Juncker attributed the US exemption to meetings between EU Trade Commissioner Cecilia Malmström and Trump administration officials earlier this week. Malmstöm met with US Secretary of Commerce Wilbur Ross and Trade Representative Robert Lighthizer in Washington earlier this week.

One result of those meetings was an agreement to set up an EU-US working group to resolve trade concerns.

In a tweet on Friday morning, Malmström called the tariffs a “highly unfortunate unilateral action” but said it was “good that the EU is exempt for the time being”.

German Chancellor Angela Merkel also praised Malmström negotiating efforts. In a joint press conference with French President Emmanuel Macron, meant as a display of unity, both leaders said talks with the US should continue, and that they hoped to secure a permanent exemption from the tariffs.

“We don’t want to enter into a spiral where at the end of the road we all lose,” Merkel said.

Macron called the US’ “very temporary exemption” from the tariffs “not satisfactory enough”.

Asked whether the EU should make concessions to Trump in negotiations over extending the tariff exemption, Macron warned that the US should not box the Europeans into a corner.

“We discuss everything with a country that is a friend and complies with WTO rules, but we talk about nothing in principle with a gun pointed at our head,” the French president told reporters.

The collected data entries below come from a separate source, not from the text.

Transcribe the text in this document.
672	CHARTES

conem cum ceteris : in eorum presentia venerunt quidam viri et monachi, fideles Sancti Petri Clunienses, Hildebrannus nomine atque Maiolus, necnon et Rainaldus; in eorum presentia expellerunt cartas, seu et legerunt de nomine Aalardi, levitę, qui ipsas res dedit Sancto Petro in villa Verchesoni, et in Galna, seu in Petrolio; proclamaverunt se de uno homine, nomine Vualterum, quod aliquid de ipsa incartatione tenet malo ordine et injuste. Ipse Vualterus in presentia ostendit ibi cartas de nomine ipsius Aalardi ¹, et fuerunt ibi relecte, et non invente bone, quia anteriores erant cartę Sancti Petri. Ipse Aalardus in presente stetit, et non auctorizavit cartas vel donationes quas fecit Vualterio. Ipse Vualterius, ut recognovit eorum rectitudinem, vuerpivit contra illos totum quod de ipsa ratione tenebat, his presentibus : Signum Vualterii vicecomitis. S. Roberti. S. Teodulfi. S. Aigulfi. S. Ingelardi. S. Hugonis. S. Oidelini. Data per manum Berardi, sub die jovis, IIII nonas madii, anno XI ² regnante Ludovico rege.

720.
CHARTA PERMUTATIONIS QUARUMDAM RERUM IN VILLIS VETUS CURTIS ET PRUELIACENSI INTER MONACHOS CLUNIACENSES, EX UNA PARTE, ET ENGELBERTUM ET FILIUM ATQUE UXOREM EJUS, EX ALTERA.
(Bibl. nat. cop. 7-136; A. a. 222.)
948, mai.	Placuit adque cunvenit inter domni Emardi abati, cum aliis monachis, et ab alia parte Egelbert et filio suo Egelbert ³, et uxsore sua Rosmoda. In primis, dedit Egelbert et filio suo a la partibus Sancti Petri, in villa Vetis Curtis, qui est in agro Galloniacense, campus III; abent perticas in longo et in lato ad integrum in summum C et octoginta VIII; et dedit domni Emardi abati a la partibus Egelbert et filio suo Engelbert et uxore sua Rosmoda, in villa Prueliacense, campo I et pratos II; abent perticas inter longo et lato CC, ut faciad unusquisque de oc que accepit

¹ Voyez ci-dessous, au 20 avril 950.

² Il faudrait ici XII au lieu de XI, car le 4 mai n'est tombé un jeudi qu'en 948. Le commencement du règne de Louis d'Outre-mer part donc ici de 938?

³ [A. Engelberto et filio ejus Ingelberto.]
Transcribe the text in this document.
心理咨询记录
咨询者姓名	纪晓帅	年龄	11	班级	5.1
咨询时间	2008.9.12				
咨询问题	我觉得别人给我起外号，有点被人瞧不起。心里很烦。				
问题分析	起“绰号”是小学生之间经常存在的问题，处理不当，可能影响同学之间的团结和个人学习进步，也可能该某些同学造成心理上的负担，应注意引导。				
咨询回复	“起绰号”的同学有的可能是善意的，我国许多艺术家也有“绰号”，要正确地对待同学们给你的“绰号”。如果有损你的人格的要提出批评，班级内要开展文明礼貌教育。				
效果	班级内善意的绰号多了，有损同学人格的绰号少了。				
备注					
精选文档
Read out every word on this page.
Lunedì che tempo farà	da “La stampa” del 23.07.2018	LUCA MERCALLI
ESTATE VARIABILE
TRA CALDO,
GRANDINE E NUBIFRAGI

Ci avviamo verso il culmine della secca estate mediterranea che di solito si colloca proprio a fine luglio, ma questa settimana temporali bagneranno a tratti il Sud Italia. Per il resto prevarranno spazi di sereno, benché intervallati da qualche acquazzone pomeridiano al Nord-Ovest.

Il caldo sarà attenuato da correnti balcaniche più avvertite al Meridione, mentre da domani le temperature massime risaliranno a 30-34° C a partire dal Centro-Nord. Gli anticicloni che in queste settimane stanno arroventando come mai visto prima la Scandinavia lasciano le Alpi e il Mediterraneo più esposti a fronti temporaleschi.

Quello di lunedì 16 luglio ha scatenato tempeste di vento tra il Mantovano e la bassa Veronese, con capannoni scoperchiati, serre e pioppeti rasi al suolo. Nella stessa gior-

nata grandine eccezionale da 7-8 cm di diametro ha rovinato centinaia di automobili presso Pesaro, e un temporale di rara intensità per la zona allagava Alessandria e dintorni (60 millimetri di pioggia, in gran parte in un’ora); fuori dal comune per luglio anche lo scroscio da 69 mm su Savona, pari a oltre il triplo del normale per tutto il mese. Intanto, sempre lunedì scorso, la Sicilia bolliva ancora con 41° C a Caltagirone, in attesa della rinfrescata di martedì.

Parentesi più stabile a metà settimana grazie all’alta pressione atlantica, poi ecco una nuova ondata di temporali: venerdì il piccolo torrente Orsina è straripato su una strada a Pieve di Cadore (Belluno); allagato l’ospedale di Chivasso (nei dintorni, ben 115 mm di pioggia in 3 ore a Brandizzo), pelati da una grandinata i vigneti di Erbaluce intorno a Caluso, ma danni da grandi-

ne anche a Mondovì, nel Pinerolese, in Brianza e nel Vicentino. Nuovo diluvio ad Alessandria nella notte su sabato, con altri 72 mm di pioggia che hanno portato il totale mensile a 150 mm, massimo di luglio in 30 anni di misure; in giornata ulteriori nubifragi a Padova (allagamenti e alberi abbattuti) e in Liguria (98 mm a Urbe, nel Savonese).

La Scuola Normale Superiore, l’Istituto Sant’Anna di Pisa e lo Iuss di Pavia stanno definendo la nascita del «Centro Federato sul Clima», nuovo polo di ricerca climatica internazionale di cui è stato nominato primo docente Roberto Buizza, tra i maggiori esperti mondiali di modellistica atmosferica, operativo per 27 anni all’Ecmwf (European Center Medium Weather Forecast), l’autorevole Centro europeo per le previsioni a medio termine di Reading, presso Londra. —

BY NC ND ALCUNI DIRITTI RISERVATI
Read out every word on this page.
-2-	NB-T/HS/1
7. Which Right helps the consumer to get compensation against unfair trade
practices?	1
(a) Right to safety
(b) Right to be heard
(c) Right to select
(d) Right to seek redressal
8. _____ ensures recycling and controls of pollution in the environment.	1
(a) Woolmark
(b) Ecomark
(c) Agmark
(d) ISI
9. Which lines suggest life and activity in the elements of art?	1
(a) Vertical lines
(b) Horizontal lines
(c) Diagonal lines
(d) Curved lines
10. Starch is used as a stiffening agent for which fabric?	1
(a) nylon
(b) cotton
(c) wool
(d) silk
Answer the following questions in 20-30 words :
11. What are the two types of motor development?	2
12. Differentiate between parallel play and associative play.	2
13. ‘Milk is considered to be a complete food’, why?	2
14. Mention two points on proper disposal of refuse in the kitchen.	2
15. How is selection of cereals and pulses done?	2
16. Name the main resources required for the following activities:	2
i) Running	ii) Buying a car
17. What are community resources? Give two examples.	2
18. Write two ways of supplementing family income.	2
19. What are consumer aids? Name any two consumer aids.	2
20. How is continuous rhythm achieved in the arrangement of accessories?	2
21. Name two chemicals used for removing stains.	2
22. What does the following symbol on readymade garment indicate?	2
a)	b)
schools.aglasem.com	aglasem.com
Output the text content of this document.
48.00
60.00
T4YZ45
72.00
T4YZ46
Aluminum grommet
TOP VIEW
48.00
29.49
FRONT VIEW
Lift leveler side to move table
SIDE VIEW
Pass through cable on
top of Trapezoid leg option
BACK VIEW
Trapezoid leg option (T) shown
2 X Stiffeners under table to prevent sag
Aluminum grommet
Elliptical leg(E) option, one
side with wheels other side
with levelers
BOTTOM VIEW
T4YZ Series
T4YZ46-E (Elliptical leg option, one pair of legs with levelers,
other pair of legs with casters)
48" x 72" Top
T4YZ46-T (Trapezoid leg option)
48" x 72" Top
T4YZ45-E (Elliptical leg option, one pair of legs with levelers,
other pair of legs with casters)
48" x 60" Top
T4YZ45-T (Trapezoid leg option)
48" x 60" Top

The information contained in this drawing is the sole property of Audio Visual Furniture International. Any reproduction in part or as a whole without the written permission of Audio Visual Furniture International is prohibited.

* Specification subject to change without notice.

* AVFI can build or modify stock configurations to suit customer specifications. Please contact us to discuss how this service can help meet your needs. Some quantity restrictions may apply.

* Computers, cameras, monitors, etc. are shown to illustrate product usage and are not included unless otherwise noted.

“We are not willing to be weak vis-a-vis any country, any sector where we are being put a timeframe of a couple of weeks,” he said. “Europe will not waiver.”

Trump had lashed out at the EU on Thursday for what he described as restrictions on American firms’ market access in Europe.

“They have barriers that — they can trade with us but we can’t trade with them. They’re very strong barriers. They have very high tariffs. We don’t. It’s just not fair,” Trump said at a White House press conference.

Macron said that the US tariffs are the “wrong answer to a real problem”, referring to China’s steel and aluminium overcapacity.

“We Europeans and Americans need to work united rather than one against another,” he said.